The opposite is also true. Environments that only accept certain emotions or regularly dismiss your experience are harmful to mental health.
Relationships in which feelings aren’t handled with care are problematic because they are essentially saying that your needs don’t matter, since feelings are representations of our needs.
Your needs and feelings do matter!
7. You Have More Resources Than You Likely Realize
While other people can be super helpful to our emotionally processing, one really cool thing about being an adult is that we can provide a lot of emotional support internally.
Even when we receive external support, it’s actually our inner landscape and skill at being with our feelings that affects our life the most, since we’re with ourselves all the time.
If you’ve been waiting for that perfect understanding presence or for some extrernal event to resolve your emotional state, you’re missing out on some of the benefits of being an adult.
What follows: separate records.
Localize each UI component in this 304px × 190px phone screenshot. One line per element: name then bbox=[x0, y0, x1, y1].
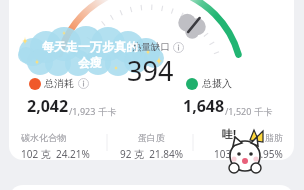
staticText: /1,520 bbox=[225, 105, 252, 117]
staticText: 102 克 24.21% bbox=[21, 147, 90, 161]
staticText: 1,648 bbox=[183, 95, 225, 117]
staticText: 总消耗 bbox=[44, 77, 74, 90]
staticText: 脂肪 bbox=[265, 132, 283, 143]
staticText: 千卡 bbox=[252, 105, 273, 117]
staticText: 103 克 53.95% bbox=[214, 147, 283, 161]
staticText: 蛋白质 bbox=[138, 132, 165, 143]
button[interactable]: 热量缺口 bbox=[132, 41, 184, 53]
staticText: 会瘦 bbox=[78, 55, 102, 70]
staticText: 总摄入 bbox=[202, 77, 232, 90]
staticText: 热量缺口 bbox=[132, 41, 170, 53]
staticText: /1,923 bbox=[69, 105, 96, 117]
staticText: 92 克 21.84% bbox=[120, 147, 184, 161]
staticText: 千卡 bbox=[96, 105, 117, 117]
staticText: 2,042 bbox=[27, 95, 69, 117]
staticText: 碳水化合物 bbox=[21, 132, 66, 143]
staticText: 每天走一万步真的 bbox=[42, 39, 138, 54]
staticText: 哇! bbox=[222, 126, 237, 141]
staticText: 394 bbox=[127, 52, 174, 89]
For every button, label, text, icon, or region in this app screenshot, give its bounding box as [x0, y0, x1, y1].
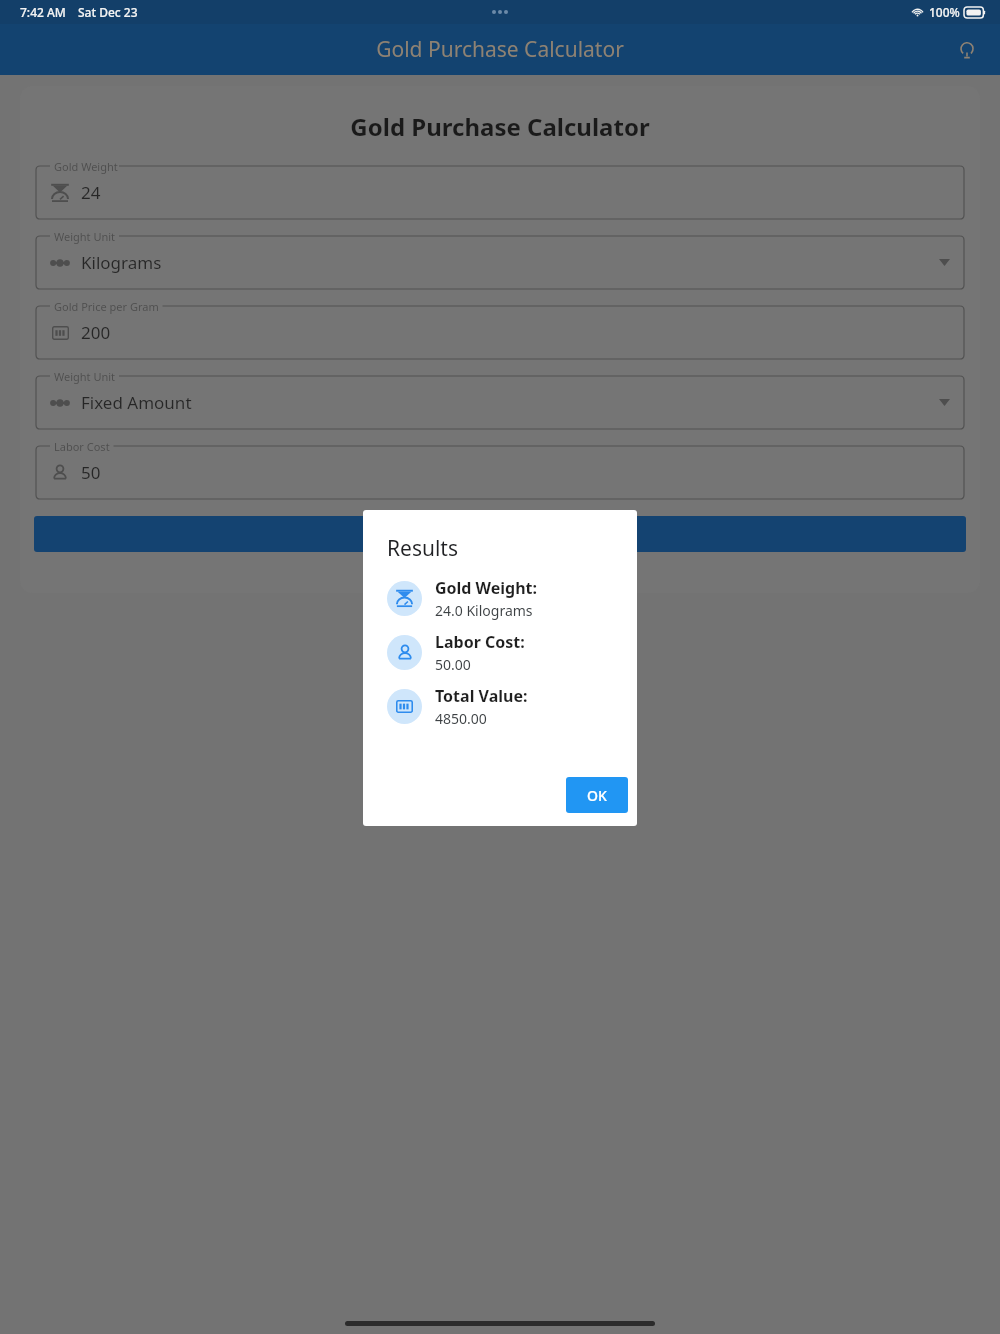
staticText: 50 [81, 461, 101, 484]
staticText: Labor Cost: [435, 631, 525, 653]
button[interactable] [34, 516, 966, 552]
staticText: 100% [929, 4, 960, 20]
staticText: Weight Unit [54, 229, 116, 244]
staticText: Gold Purchase Calculator [20, 110, 980, 143]
staticText: Labor Cost [54, 439, 110, 454]
staticText: 24 [81, 181, 101, 204]
button[interactable]: Tips [946, 29, 988, 71]
staticText: 50.00 [435, 655, 471, 674]
staticText: Gold Weight: [435, 577, 538, 599]
button[interactable]: Gold Weight [36, 159, 964, 219]
staticText: Kilograms [81, 251, 162, 274]
staticText: Gold Purchase Calculator [376, 35, 624, 64]
staticText: 4850.00 [435, 709, 487, 728]
staticText: Results [387, 534, 459, 563]
staticText: 24.0 Kilograms [435, 601, 533, 620]
staticText: Total Value: [435, 685, 528, 707]
staticText: OK [587, 786, 607, 805]
button[interactable]: Weight Unit [36, 369, 964, 429]
button[interactable]: Gold Price per Gram [36, 299, 964, 359]
button[interactable]: Weight Unit [36, 229, 964, 289]
staticText: 200 [81, 321, 111, 344]
staticText: Weight Unit [54, 369, 116, 384]
button[interactable]: Labor Cost [36, 439, 964, 499]
staticText: 7:42 AM [20, 4, 66, 20]
button[interactable]: OK [566, 777, 628, 813]
staticText: Sat Dec 23 [78, 4, 138, 20]
staticText: Gold Weight [54, 159, 118, 174]
staticText: Gold Price per Gram [54, 299, 159, 314]
staticText: Fixed Amount [81, 391, 192, 414]
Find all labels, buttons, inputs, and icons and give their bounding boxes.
When we’re children we don’t have the skill to process our own emotions, and we genuinely do rely on other people to help us. These parts of ourselves can tell the hopeful story that someone else can rescue us from our pain. But being witness to our own experience (with compassion) once we’re adults is accessible, far more reliable than an external source, and ultimately what’s needed.
It just takes some iteration to update those young, hopeful parts of ourselves that we’re an adult now. And it also takes some practice at being a compassionate, accepting witness to whatever emotions are arising within us. (Re-sharing my favorite resource for learning how to do this below. Therapy is a great place to learn and be supported in developing these skills too.)
One of the most impactful things I read about feelings is that kids can’t name when emotional safety isn’t present. They just feel bad, but they don’t understand why. That was my experience.
Integrating more of my emotional system, aka feeling my feelings, has been a big boost to my mental health and overall well-being. It’s like it’s more comfortable and calm being in my own system.
I’m more aware and able to address when something is problematic when I’m tuned into my emotional reactions. I ten out of ten recommend getting better at this life skill!